Durante una semplice ma sentita cerimonia, il Presidente Dott. Ercilio Vento
Canosa, ha consegnato, a Fabio Siccardi, socio della Società Speleologica
Italiana da circa 10 anni, ben due testimonianze della profonda e concreta
collaborazione che ormai da anni si è consolidata tra le due società.
Il Presidente dopo aver elogiato il lavoro svolto in questi anni congiuntamente
dalle due società ha consegnato la medaglia d'oro coniata per l'occasione dei
50 anni dalla fondazione, simbolo di stima ed apprezzamento per il lavoro fatto.
Ma sopratutto ha consegnato il diploma di Socio Onorario della SEC a Fabio, con
la motivazione dell'attività prestata in questi anni per le due speleologie.
La SEC in 62 anni della sua costituzione ha fregiato poche persone con
l'appellativo di Socio Onorario, e in questo particolare caso si tratta del
primo europeo che riceve tale riconoscimento.
Oltre a ciò la sorella dello scomparso Dott.

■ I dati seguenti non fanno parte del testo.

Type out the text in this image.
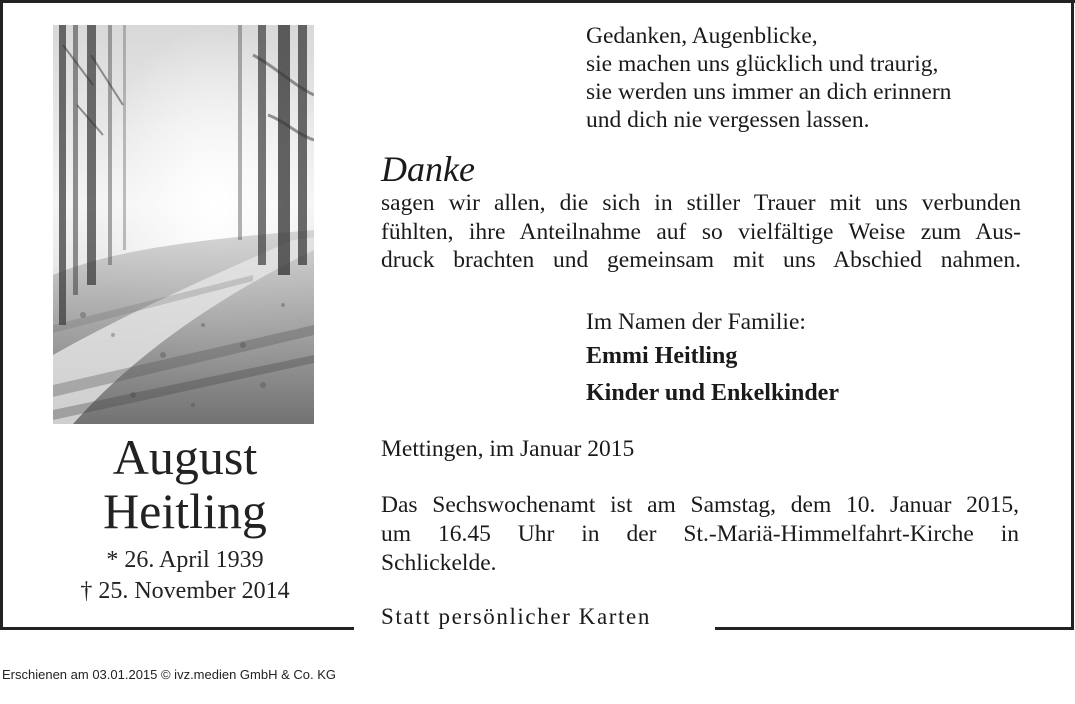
August
Heitling
* 26. April 1939
† 25. November 2014
Gedanken, Augenblicke,
sie machen uns glücklich und traurig,
sie werden uns immer an dich erinnern
und dich nie vergessen lassen.
Danke
sagen wir allen, die sich in stiller Trauer mit uns verbunden
fühlten, ihre Anteilnahme auf so vielfältige Weise zum Aus-
druck brachten und gemeinsam mit uns Abschied nahmen.
Im Namen der Familie:
Emmi Heitling
Kinder und Enkelkinder
Mettingen, im Januar 2015
Das Sechswochenamt ist am Samstag, dem 10. Januar 2015,
um 16.45 Uhr in der St.-Mariä-Himmelfahrt-Kirche in
Schlickelde.
Statt persönlicher Karten
Erschienen am 03.01.2015 © ivz.medien GmbH & Co. KG
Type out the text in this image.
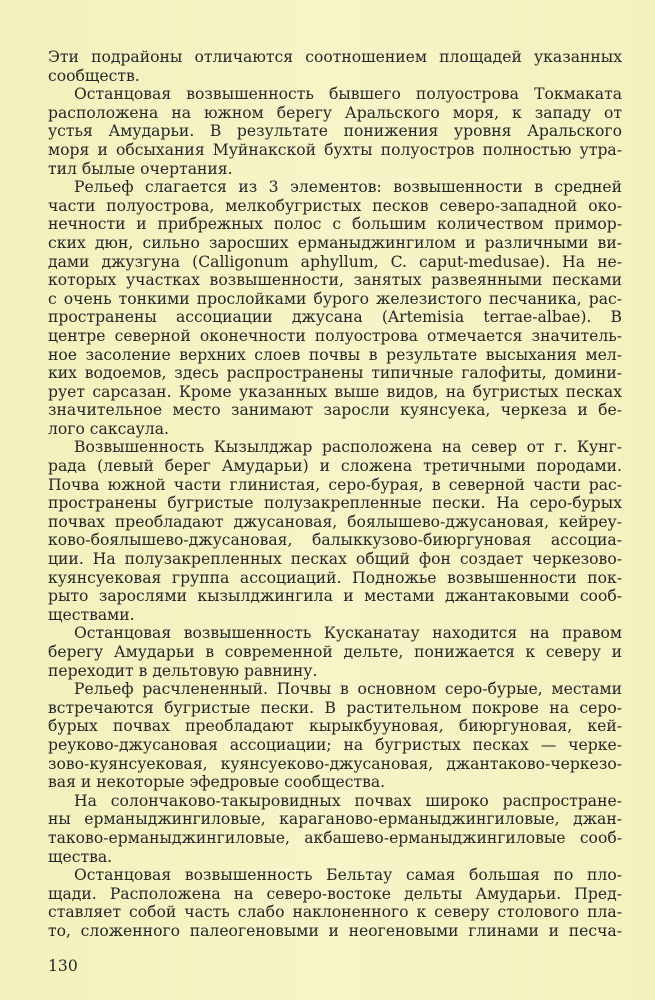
Эти подрайоны отличаются соотношением площадей указанных
сообществ.
Останцовая возвышенность бывшего полуострова Токмаката
расположена на южном берегу Аральского моря, к западу от
устья Амударьи. В результате понижения уровня Аральского
моря и обсыхания Муйнакской бухты полуостров полностью утра-
тил былые очертания.
Рельеф слагается из 3 элементов: возвышенности в средней
части полуострова, мелкобугристых песков северо-западной око-
нечности и прибрежных полос с большим количеством примор-
ских дюн, сильно заросших ерманыджингилом и различными ви-
дами джузгуна (Calligonum aphyllum, C. caput-medusae). На не-
которых участках возвышенности, занятых развеянными песками
с очень тонкими прослойками бурого железистого песчаника, рас-
пространены ассоциации джусана (Artemisia terrae-albae). В
центре северной оконечности полуострова отмечается значитель-
ное засоление верхних слоев почвы в результате высыхания мел-
ких водоемов, здесь распространены типичные галофиты, домини-
рует сарсазан. Кроме указанных выше видов, на бугристых песках
значительное место занимают заросли куянсуека, черкеза и бе-
лого саксаула.
Возвышенность Кызылджар расположена на север от г. Кунг-
рада (левый берег Амударьи) и сложена третичными породами.
Почва южной части глинистая, серо-бурая, в северной части рас-
пространены бугристые полузакрепленные пески. На серо-бурых
почвах преобладают джусановая, боялышево-джусановая, кейреу-
ково-боялышево-джусановая, балыккузово-биюргуновая ассоциа-
ции. На полузакрепленных песках общий фон создает черкезово-
куянсуековая группа ассоциаций. Подножье возвышенности пок-
рыто зарослями кызылджингила и местами джантаковыми сооб-
ществами.
Останцовая возвышенность Кусканатау находится на правом
берегу Амударьи в современной дельте, понижается к северу и
переходит в дельтовую равнину.
Рельеф расчлененный. Почвы в основном серо-бурые, местами
встречаются бугристые пески. В растительном покрове на серо-
бурых почвах преобладают кырыкбууновая, биюргуновая, кей-
реуково-джусановая ассоциации; на бугристых песках — черке-
зово-куянсуековая, куянсуеково-джусановая, джантаково-черкезо-
вая и некоторые эфедровые сообщества.
На солончаково-такыровидных почвах широко распростране-
ны ерманыджингиловые, караганово-ерманыджингиловые, джан-
таково-ерманыджингиловые, акбашево-ерманыджингиловые сооб-
щества.
Останцовая возвышенность Бельтау самая большая по пло-
щади. Расположена на северо-востоке дельты Амударьи. Пред-
ставляет собой часть слабо наклоненного к северу столового пла-
то, сложенного палеогеновыми и неогеновыми глинами и песча-
130
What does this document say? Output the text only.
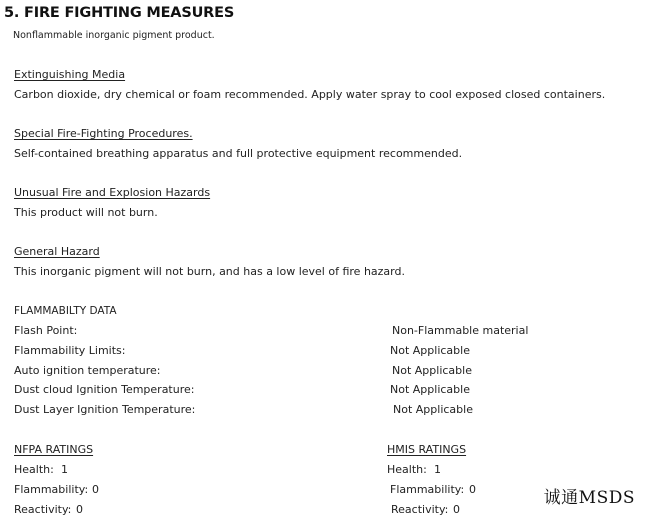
5. FIRE FIGHTING MEASURES
Nonflammable inorganic pigment product.
Extinguishing Media
Carbon dioxide, dry chemical or foam recommended. Apply water spray to cool exposed closed containers.
Special Fire-Fighting Procedures.
Self-contained breathing apparatus and full protective equipment recommended.
Unusual Fire and Explosion Hazards
This product will not burn.
General Hazard
This inorganic pigment will not burn, and has a low level of fire hazard.
FLAMMABILTY DATA
Flash Point:	Non-Flammable material
Flammability Limits:	Not Applicable
Auto ignition temperature:	Not Applicable
Dust cloud Ignition Temperature:	Not Applicable
Dust Layer Ignition Temperature:	Not Applicable
NFPA RATINGS
Health: 1
Flammability: 0
Reactivity: 0
HMIS RATINGS
Health: 1
Flammability: 0
Reactivity: 0
诚通MSDS
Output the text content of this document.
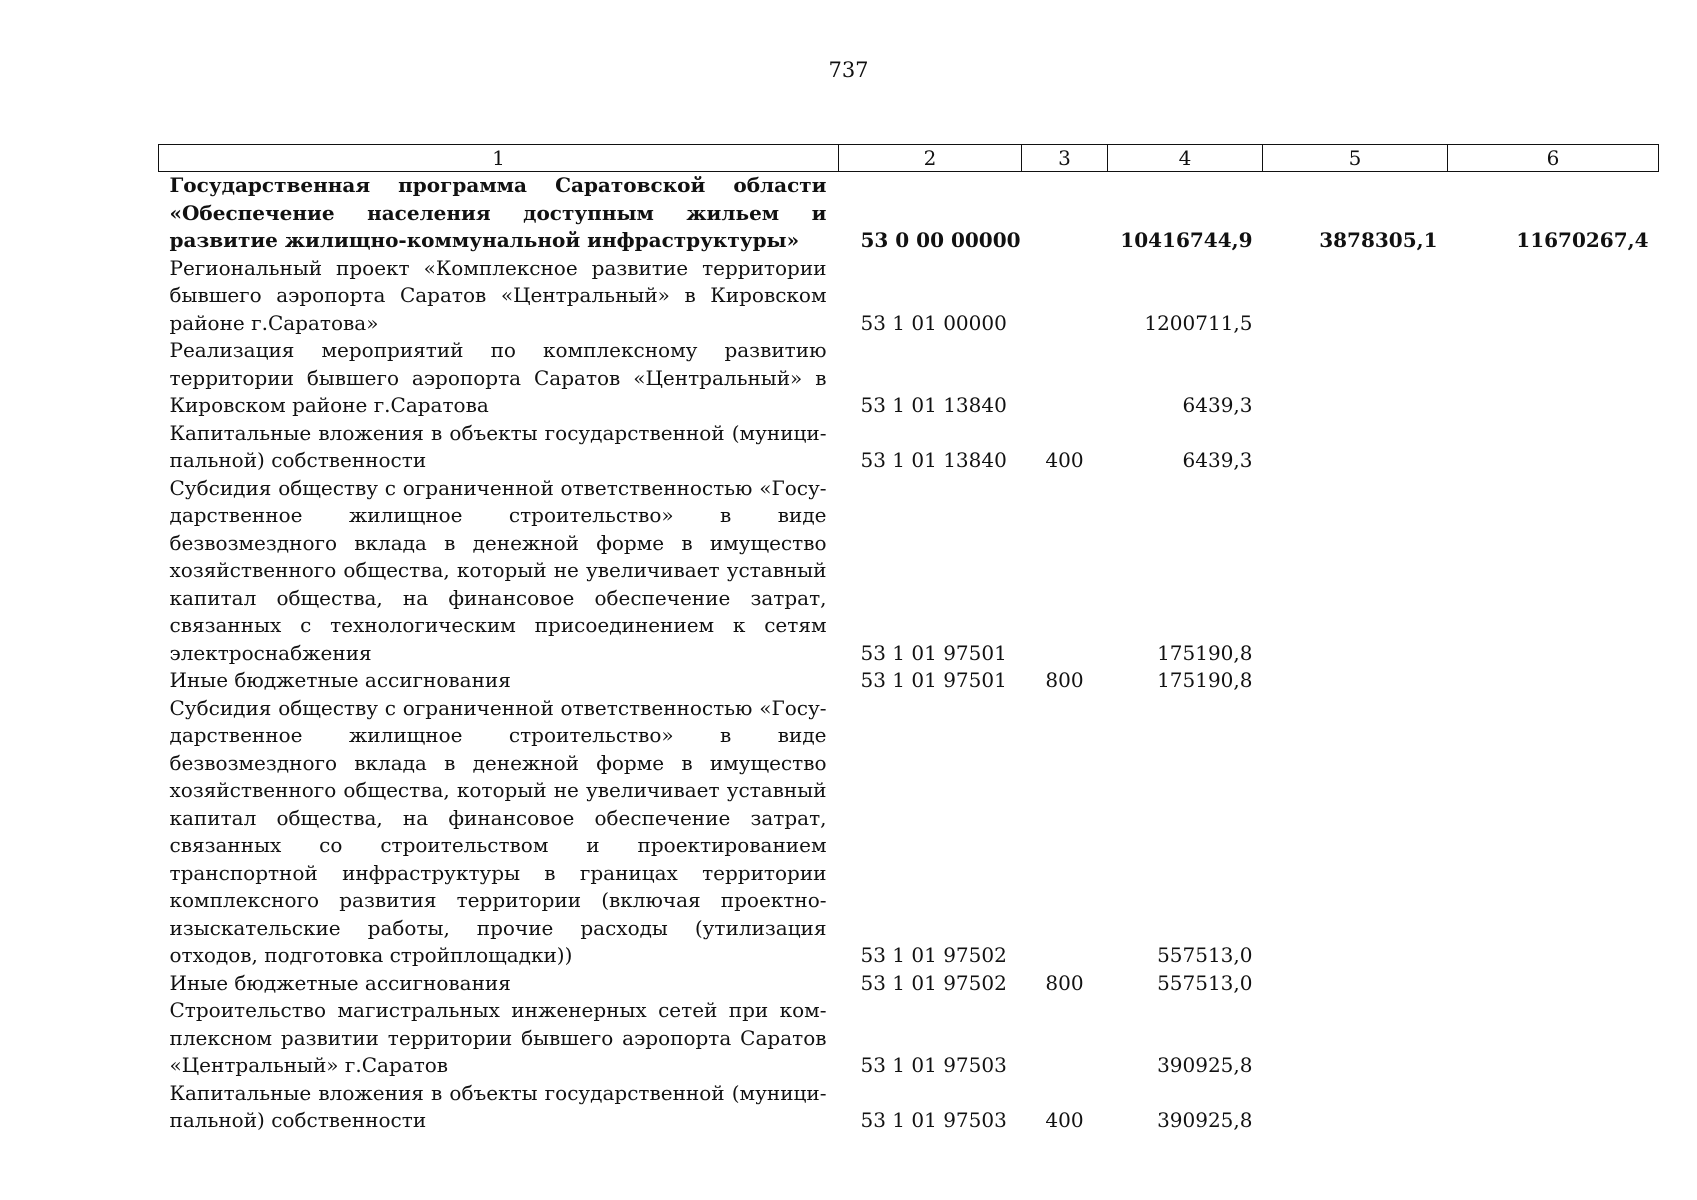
737
1	2	3	4	5	6
Государственная программа Саратовской области «Обеспечение населения доступным жильем и развитие жилищно-коммунальной инфраструктуры»	53 0 00 00000		10416744,9	3878305,1	11670267,4
Региональный проект «Комплексное развитие территории бывшего аэропорта Саратов «Центральный» в Кировском районе г.Саратова»	53 1 01 00000		1200711,5		
Реализация мероприятий по комплексному развитию территории бывшего аэропорта Саратов «Центральный» в Кировском районе г.Саратова	53 1 01 13840		6439,3		
Капитальные вложения в объекты государственной (муниципальной) собственности	53 1 01 13840	400	6439,3		
Субсидия обществу с ограниченной ответственностью «Государственное жилищное строительство» в виде безвозмездного вклада в денежной форме в имущество хозяйственного общества, который не увеличивает уставный капитал общества, на финансовое обеспечение затрат, связанных с технологическим присоединением к сетям электроснабжения	53 1 01 97501		175190,8		
Иные бюджетные ассигнования	53 1 01 97501	800	175190,8		
Субсидия обществу с ограниченной ответственностью «Государственное жилищное строительство» в виде безвозмездного вклада в денежной форме в имущество хозяйственного общества, который не увеличивает уставный капитал общества, на финансовое обеспечение затрат, связанных со строительством и проектированием транспортной инфраструктуры в границах территории комплексного развития территории (включая проектно-изыскательские работы, прочие расходы (утилизация отходов, подготовка стройплощадки))	53 1 01 97502		557513,0		
Иные бюджетные ассигнования	53 1 01 97502	800	557513,0		
Строительство магистральных инженерных сетей при комплексном развитии территории бывшего аэропорта Саратов «Центральный» г.Саратов	53 1 01 97503		390925,8		
Капитальные вложения в объекты государственной (муниципальной) собственности	53 1 01 97503	400	390925,8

Antonio Nunez Jimenez, fondatrice
della Accademia di scienza di Cuba, ha consegnato un raro volume sulla storia
della suddetta Accademia nei primi anni della sua fondazione.
Il nuovo socio della SEC ha però voluto dividere, con parole sincere e
commosse, i riconoscimenti con tutti quelli che con lui e prima di lui hanno
lavorato ai rapporti italo-cubani.
Ricordando altresì che la Carta di Casola ha
indicato con chiarezza il percorso da seguire, arrivando all'Accordo
di reciprocità tra le due società ed alle molte iniziative che da 2003
sono previste nei due paesi coinvolti.

Il discorso di ringraziamento di Fabio Siccardi
"Cari compagni mi scuserete per il mio tremendo spagnolo spero che sia sufficiente per farvi capire cosa intendo esprimere.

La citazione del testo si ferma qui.